Pour la plupart de ces projets, je les ai commencés avec enthousiasme, mais avec le temps ça a laissé place à la frustration. Celle liée au fait de ne pas savoir comment faire, aux nombreuses heures investies à chercher des réponses, au manque de fluidité et j’en passe. En réponse à cela, j’ai mis de côté plusieurs de ces projets avec l’intention de m’y remettre lorsque le temps sera plus propice.

Quelques mois plus tard, je dois admettre que la plupart de ces projets sont demeurés en suspens et que le bon moment ne s’est jamais présenté. Les sentiments de frustration ont été remplacés par de la déception et même de la honte. Je ne peux pas dire si c’est le contexte actuel ou le fait que la nouveauté est omniprésente, mais cette fois-ci j’ai voulu me pencher sur cette fâcheuse habitude.

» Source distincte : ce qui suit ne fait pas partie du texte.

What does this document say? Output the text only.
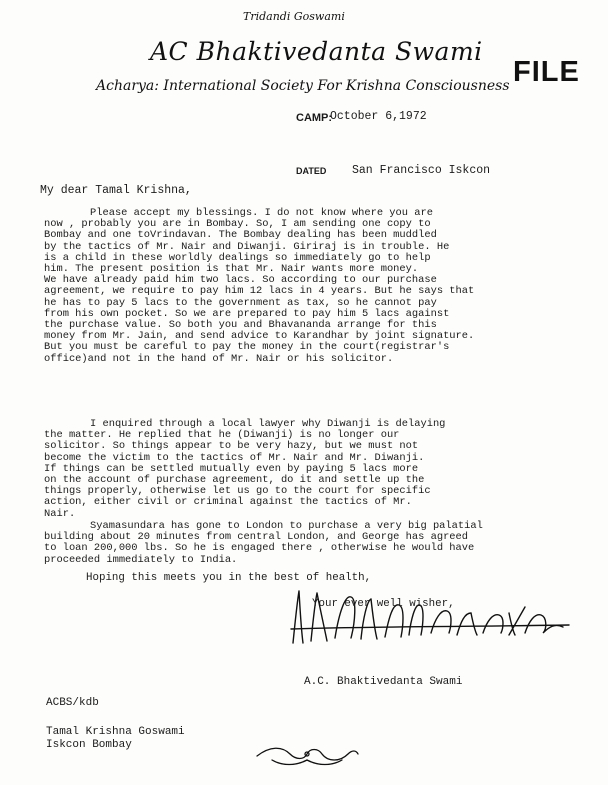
Tridandi Goswami
AC Bhaktivedanta Swami
Acharya: International Society For Krishna Consciousness FILE
CAMP:
October 6,1972
DATED San Francisco Iskcon
My dear Tamal Krishna,
Please accept my blessings. I do not know where you are
now , probably you are in Bombay. So, I am sending one copy to
Bombay and one toVrindavan. The Bombay dealing has been muddled
by the tactics of Mr. Nair and Diwanji. Giriraj is in trouble. He
is a child in these worldly dealings so immediately go to help
him. The present position is that Mr. Nair wants more money.
We have already paid him two lacs. So according to our purchase
agreement, we require to pay him 12 lacs in 4 years. But he says that
he has to pay 5 lacs to the government as tax, so he cannot pay
from his own pocket. So we are prepared to pay him 5 lacs against
the purchase value. So both you and Bhavananda arrange for this
money from Mr. Jain, and send advice to Karandhar by joint signature.
But you must be careful to pay the money in the court(registrar's
office)and not in the hand of Mr. Nair or his solicitor.
I enquired through a local lawyer why Diwanji is delaying
the matter. He replied that he (Diwanji) is no longer our
solicitor. So things appear to be very hazy, but we must not
become the victim to the tactics of Mr. Nair and Mr. Diwanji.
If things can be settled mutually even by paying 5 lacs more
on the account of purchase agreement, do it and settle up the
things properly, otherwise let us go to the court for specific
action, either civil or criminal against the tactics of Mr.
Nair.
Syamasundara has gone to London to purchase a very big palatial
building about 20 minutes from central London, and George has agreed
to loan 200,000 lbs. So he is engaged there , otherwise he would have
proceeded immediately to India.
Hoping this meets you in the best of health,
Your ever well wisher,
A.C. Bhaktivedanta Swami
ACBS/kdb
Tamal Krishna Goswami
Iskcon Bombay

Dans un premier temps, j’ai voulu comprendre. L’explication qui a piqué ma curiosité est venue d’un podcast.  L’animatrice a commencé en demandant : « Êtes-vous perfectionniste? » Automatiquement, ma réponse a été « Non! ». Ma conception du perfectionnisme est de se donner corps et âme afin de se rapprocher de la perfection. Compte tenu de ce que j’ai décrit plus haut, je m’estimais loin de cette définition.

Mais j’ai été intriguée et j’ai voulu mieux comprendre ce qu’est le perfectionnisme. Deux définitions sont ressorties. La première est qu’il s’agit de s’imposer des standards très élevés, quasiment impossibles à atteindre, et de travailler d’arrache-pied pour y arriver. La deuxième est celle de la chercheuse, travailleuse sociale et conférencière Brené Brown. Elle dit :

« Le perfectionnisme n’est pas une quête pour être meilleure c’est plutôt une croyance que si l’on vit parfaitement (apparence et actions) on peut diminuer et enlever la douleur de la honte, du blâme, du jugement et de la culpabilité. C’est une armure qu’on croit qui nous protègera alors qu’elle nous empêche de voler et de s’épanouir ».

Crédit : pixabay.com

Selon cette définition, on adopte des comportements perfectionnistes pour se protéger de l’extérieur et de ses émotions. Ces comportements prennent plusieurs formes, allant de travailler d’arrache-pied, à ne pas commencer, à abandonner à tout moment pour une panoplie de raisons, à consacrer un temps démesuré sur des détails plutôt que sur l’essentiel. Le dénominateur commun c’est l’intention. Celle de vouloir se protéger du jugement ou de ressentir des émotions désagréables. Toutefois, par le fait même on se coupe des autres et de la vie qu’on veut avoir.

Cela m’a amenée à constater que peu importe ce que l’on fait on ne s’en sort pas. Si on ose, on court le risque de ressentir ou de vivre une panoplie d’émotions et de situations inconfortables. D’un autre côté, si on laisse tout en suspens ou si on travaille jusqu’à l’épuisement on vivra aussi des inconforts. Présenté ainsi, il est évident que la première option est la meilleure. Mais comment éviter d’y déroger? Je pense que la réponse vient en deux temps. Premièrement, en étant bienveillant avec soi-même lorsque ça arrive. Deuxièmement, en se posant régulièrement la question : Pourquoi ce projet est-il important pour moi? Je pense qu’ainsi on se recentre sur l’intention initiale.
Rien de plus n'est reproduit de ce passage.